As for the veteran post players, Jackson said last month that Brian Grant and Vlade Divac each "didn't earn his lunch money."
Divac played only 15 games and averaged 2.3 points because of back problems. Grant, who will receive $29.7 million over the next two seasons, averaged 3.8 points and 3.7 rebounds because of knee and shoulder problems.
Divac could be brought back for $5.4 million for one year or could be bought out for about $2 million, a decision that Kupchak said would come next week. Divac is an exceptional passer, an important attribute for the triangle offense, but his balky back and hefty contract are negatives. The Lakers also have the option of buying him out, waiving him and then trying to re-sign him for the veteran's minimum of about $1.5 million if he clears waivers, a move that would save almost $2 million toward the salary cap.
Jackson needs something out of Grant because, unlike Divac, Grant cannot be bought out and sent away. Jackson would like to get about 22 productive minutes a game out of Grant, a number that falls between the 16.5 minutes he averaged last season and the 30.3 minutes he averaged in 2003-04, his last season with the Miami Heat.
Neither of the younger forwards, Luke Walton and Brian Cook, made a sizable leap in his second pro season, but Walton's stock will improve faster than Cook's if he is re-signed.
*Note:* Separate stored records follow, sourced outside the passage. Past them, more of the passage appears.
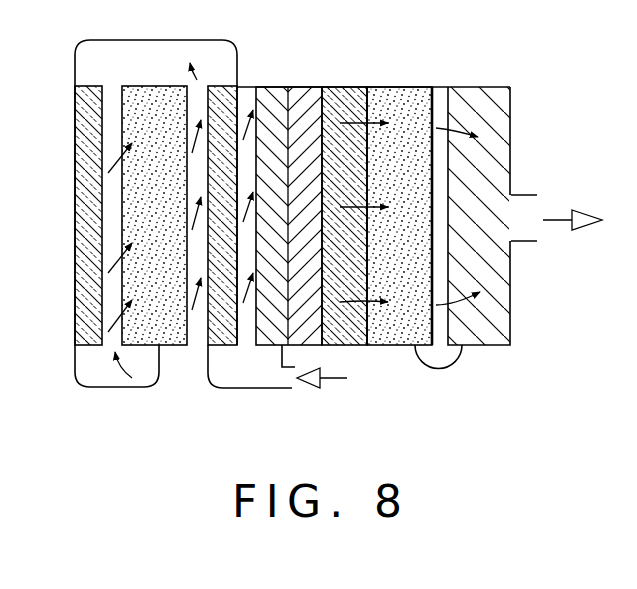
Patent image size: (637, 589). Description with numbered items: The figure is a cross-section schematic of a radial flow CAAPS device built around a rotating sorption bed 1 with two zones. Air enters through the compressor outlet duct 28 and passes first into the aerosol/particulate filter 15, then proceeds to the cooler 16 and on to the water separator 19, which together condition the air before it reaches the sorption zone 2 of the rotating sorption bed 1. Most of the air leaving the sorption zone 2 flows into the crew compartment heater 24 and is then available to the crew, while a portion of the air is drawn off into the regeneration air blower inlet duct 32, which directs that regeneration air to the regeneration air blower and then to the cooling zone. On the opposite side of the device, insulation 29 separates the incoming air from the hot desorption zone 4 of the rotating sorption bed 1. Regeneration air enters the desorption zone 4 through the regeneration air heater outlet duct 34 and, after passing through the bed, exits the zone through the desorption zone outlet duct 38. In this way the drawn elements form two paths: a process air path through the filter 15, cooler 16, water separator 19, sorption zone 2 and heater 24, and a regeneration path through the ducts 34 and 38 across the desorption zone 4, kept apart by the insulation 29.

The rotating sorption bed 1 is at (383, 352).
The sorption zone 2 is at (400, 88).
The desorption zone 4 is at (167, 320).
The aerosol/particulate filter 15 is at (270, 90).
The cooler 16 is at (310, 92).
The water separator 19 is at (348, 88).
The crew compartment heater 24 is at (512, 107).
The compressor outlet duct 28 is at (263, 388).
The insulation 29 is at (82, 195).
The regeneration air blower inlet duct 32 is at (441, 368).
The regeneration air heater outlet duct 34 is at (122, 387).
The desorption zone outlet duct 38 is at (97, 40).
Jackson was intrigued by Walton, who played 72 games in 2003-04 as a rookie, a rarity in Jackson's world. Walton is a restricted free agent.
Cook, who played only 35 games as a rookie under Jackson, needs to get stronger and prove he can play around the basket.
He will be pushed for playing time by Slava Medvedenko, who fell off the map as soon as Jackson left town. Medvedenko signed a two-year, $6 million contract last summer to stay with the Lakers and then averaged 3.8 points and played in only 43 games. Teammates were also annoyed that he shot too often: He had only 13 assists last season.